Spending on free childcare has risen quickly since 2009–10, even as other stages of education have seen cuts. Spending on free childcare rose from almost nothing in the 1990s to £1.6 billion in 2009–10 (in 2019–20 prices). Since then, it’s increased by more than 130% and now stands at £3.7 billion.
But spending per hour of free childcare has grown much more slowly. Since 2004, total spending on free childcare for 3- and 4-year-olds has more than doubled as the entitlement was extended to cover more free hours. But spending per hour – the money that childcare providers actually get to deliver the free hours – is up just 20%. Spending per hour did increase by 7% in 2017 – a third of the increase since 2004.
Free childcare is popular among parents and boosts the incomes of families with young children. However, evidence suggests that it only leads to a small increase in the number of mothers in paid work, and even that only applies to mothers whose youngest child is eligible for full-time childcare in school. There is also little evidence of benefits for children’s development.
Looking more broadly at childcare subsidies through the tax and benefit systems along with free childcare, spending is increasingly targeted at working families, rather than low-income children. Support for low-income workers fell from 45% of total childcare spending in 2007 to just 17% ten years later, and the share of childcare spending targeted at low-income families – working or not – stood at 27%. On the other hand, support for working families – regardless of their income level – has increased from 10% of total childcare subsidies to 25%, following the introduction of 30 hours’ free childcare.
Spending on other early years services, like Sure Start, has seen big cuts.
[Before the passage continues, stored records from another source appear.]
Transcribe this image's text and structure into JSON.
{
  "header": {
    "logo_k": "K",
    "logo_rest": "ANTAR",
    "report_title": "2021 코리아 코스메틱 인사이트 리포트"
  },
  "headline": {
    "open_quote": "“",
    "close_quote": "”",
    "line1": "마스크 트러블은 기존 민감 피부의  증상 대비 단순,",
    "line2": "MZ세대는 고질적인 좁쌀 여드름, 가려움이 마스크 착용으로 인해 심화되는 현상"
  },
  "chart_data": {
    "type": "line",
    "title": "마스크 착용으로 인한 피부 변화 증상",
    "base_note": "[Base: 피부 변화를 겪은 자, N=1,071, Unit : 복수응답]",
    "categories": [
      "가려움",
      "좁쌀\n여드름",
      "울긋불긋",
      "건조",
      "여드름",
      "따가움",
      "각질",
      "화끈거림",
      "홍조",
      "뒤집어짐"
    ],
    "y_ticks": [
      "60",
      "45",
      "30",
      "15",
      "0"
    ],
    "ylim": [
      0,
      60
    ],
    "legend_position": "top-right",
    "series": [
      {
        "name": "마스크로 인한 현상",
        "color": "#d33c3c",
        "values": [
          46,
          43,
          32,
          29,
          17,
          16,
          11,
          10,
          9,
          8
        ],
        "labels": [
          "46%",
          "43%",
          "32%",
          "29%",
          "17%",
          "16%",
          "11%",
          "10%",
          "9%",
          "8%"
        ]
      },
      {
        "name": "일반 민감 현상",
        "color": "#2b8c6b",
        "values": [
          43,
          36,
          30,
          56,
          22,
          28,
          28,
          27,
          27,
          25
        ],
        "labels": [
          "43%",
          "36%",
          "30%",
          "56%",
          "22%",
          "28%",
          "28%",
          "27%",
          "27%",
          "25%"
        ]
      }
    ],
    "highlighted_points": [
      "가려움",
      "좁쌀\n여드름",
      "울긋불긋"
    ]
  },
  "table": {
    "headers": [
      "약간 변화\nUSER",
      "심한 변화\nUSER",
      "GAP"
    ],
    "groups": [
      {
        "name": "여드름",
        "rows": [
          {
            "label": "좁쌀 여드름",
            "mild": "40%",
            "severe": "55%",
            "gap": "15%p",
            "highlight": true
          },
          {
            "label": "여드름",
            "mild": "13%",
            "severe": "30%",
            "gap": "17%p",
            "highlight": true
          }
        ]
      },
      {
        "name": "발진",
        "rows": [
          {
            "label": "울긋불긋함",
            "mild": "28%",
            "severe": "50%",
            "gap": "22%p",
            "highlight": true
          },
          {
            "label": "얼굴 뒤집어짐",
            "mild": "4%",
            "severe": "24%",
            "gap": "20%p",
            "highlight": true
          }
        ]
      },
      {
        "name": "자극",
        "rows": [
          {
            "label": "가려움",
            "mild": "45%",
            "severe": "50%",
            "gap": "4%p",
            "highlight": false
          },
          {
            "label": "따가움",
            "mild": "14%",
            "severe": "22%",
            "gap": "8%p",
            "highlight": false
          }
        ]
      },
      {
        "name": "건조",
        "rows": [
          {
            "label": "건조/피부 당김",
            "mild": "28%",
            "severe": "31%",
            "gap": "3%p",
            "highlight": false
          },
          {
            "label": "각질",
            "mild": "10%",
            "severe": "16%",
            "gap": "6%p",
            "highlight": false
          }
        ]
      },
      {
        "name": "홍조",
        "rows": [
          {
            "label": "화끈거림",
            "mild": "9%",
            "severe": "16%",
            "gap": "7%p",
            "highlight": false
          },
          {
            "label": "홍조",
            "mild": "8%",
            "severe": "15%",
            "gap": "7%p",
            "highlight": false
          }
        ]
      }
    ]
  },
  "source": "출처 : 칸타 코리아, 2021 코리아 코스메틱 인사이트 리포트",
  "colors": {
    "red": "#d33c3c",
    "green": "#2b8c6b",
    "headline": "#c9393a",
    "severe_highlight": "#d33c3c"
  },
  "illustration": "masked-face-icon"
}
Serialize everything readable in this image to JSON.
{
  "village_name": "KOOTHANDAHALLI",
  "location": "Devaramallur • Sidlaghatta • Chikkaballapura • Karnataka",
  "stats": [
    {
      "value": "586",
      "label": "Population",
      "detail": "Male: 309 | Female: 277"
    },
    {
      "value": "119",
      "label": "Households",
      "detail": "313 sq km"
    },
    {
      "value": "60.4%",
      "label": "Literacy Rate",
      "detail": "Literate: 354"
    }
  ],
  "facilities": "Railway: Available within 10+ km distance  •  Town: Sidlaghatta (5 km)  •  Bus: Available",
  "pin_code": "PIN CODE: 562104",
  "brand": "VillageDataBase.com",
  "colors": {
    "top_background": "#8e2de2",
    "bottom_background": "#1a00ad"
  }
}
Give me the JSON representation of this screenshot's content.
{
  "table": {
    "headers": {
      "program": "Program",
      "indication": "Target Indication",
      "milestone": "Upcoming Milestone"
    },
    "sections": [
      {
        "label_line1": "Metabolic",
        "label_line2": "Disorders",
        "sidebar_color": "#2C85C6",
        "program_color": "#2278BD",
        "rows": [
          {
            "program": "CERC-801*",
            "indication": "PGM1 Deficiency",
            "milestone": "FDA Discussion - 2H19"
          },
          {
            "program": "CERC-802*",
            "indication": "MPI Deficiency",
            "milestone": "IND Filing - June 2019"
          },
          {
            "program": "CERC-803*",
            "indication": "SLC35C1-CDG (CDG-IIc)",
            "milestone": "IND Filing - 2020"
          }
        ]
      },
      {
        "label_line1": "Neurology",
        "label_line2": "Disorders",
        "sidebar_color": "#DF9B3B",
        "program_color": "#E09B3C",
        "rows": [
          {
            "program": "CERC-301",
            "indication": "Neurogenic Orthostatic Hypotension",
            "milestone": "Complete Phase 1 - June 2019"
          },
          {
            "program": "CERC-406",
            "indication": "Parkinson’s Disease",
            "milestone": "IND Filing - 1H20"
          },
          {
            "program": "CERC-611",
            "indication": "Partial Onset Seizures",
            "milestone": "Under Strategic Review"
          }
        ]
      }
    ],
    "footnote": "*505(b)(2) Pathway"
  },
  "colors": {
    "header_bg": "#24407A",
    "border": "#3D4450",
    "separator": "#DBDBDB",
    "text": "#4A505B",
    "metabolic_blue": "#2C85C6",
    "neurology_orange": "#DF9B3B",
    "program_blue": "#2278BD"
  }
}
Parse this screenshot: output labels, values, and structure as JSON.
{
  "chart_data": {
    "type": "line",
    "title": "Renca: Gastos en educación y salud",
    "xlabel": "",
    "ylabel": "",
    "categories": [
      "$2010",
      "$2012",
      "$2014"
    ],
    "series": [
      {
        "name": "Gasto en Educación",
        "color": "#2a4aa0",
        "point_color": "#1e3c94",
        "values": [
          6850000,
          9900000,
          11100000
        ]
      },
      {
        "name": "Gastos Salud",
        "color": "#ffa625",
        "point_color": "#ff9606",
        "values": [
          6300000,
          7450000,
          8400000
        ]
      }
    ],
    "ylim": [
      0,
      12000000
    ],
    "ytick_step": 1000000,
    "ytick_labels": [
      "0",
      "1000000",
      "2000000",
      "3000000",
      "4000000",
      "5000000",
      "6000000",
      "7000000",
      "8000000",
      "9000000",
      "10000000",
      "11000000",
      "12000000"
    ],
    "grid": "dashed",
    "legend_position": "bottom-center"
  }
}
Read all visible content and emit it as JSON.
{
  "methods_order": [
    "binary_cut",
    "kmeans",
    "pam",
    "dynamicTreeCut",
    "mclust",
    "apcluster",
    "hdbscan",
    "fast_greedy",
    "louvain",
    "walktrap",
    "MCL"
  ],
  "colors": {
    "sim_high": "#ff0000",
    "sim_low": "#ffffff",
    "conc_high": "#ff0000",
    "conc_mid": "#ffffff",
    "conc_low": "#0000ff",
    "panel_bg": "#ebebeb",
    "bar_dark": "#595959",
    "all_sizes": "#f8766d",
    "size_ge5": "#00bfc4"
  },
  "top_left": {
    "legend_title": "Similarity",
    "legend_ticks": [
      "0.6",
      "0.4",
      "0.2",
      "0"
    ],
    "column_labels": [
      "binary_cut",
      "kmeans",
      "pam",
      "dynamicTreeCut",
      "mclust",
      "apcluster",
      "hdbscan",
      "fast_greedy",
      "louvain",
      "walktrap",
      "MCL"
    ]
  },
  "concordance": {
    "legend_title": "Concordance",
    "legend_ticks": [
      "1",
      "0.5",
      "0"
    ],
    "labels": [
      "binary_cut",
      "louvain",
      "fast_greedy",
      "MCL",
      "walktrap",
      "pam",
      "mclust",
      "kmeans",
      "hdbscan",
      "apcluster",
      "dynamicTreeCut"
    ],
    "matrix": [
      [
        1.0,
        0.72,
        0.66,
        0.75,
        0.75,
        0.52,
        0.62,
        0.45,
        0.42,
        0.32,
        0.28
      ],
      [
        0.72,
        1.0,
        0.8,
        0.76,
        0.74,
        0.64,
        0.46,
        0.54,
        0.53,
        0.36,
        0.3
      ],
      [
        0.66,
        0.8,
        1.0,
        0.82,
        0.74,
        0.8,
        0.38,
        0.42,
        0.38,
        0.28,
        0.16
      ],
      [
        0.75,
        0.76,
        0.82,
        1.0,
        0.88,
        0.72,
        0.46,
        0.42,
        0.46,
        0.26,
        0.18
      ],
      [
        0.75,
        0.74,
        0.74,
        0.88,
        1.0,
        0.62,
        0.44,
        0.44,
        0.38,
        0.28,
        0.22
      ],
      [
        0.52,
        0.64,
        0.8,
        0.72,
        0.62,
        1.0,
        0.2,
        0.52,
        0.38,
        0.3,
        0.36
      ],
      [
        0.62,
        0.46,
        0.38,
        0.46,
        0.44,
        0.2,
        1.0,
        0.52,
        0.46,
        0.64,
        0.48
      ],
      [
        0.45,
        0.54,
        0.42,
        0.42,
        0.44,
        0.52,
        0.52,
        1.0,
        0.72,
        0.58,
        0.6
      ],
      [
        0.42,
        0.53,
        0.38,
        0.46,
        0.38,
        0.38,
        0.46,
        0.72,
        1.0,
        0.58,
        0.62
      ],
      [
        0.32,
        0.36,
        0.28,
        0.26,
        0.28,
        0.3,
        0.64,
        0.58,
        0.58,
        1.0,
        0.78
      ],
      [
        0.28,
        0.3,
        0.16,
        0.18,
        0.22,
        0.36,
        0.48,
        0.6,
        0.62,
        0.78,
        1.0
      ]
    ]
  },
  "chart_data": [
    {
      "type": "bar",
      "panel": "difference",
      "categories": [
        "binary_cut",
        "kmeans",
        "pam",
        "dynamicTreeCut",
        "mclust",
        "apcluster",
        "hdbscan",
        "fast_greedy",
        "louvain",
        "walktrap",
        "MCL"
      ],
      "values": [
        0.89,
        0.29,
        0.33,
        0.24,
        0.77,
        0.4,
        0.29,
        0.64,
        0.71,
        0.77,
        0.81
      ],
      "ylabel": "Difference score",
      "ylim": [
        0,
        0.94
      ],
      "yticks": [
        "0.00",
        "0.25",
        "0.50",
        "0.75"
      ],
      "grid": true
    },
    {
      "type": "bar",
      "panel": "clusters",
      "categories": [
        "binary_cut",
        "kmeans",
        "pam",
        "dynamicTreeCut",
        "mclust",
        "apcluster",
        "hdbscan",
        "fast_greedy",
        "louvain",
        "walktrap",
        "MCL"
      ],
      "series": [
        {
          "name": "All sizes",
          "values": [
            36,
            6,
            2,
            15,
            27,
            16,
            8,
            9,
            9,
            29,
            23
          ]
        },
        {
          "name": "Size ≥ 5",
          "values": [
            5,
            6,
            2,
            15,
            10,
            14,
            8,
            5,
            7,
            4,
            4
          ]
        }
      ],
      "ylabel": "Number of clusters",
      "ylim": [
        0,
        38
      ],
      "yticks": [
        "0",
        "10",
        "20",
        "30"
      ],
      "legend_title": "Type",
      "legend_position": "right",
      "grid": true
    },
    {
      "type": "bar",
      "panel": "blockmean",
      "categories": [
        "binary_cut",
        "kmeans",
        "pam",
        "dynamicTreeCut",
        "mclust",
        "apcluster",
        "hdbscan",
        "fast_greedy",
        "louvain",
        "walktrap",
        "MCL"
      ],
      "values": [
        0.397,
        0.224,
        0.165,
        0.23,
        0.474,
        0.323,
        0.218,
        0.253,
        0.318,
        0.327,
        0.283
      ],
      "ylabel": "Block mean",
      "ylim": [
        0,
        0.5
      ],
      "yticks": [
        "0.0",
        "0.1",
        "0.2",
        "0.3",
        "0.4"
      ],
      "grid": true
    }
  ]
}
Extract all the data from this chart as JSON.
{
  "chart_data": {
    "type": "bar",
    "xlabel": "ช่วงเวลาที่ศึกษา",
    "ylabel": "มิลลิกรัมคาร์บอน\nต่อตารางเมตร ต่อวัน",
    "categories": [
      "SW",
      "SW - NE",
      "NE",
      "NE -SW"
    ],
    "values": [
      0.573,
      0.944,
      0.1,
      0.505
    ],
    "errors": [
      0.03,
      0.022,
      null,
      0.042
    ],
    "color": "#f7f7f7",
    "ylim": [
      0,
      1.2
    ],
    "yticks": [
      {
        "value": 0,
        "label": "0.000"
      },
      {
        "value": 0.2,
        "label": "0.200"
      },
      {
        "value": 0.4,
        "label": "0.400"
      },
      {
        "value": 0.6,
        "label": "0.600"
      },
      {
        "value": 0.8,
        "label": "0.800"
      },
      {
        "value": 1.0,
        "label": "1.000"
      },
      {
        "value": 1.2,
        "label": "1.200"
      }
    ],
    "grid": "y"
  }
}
Since its peak in 2010, Sure Start spending has in real terms fallen from £1.6 billion to £600 million in 2017. Spending on childcare support through the benefits system has also lost out over the last decade, relative to other forms of childcare support.
Policymaking in the early years should be done with an eye not just to costs, but also to the complexity and effectiveness of the system. Policymakers need to be clear about how their proposals fit with the existing landscape of early years services and with the twin goals of helping parents to work and supporting children to achieve their potential. It’s not enough to assert that any programme will automatically meet both targets: internationally, childcare programmes rarely if ever both support parental employment and benefit children’s development.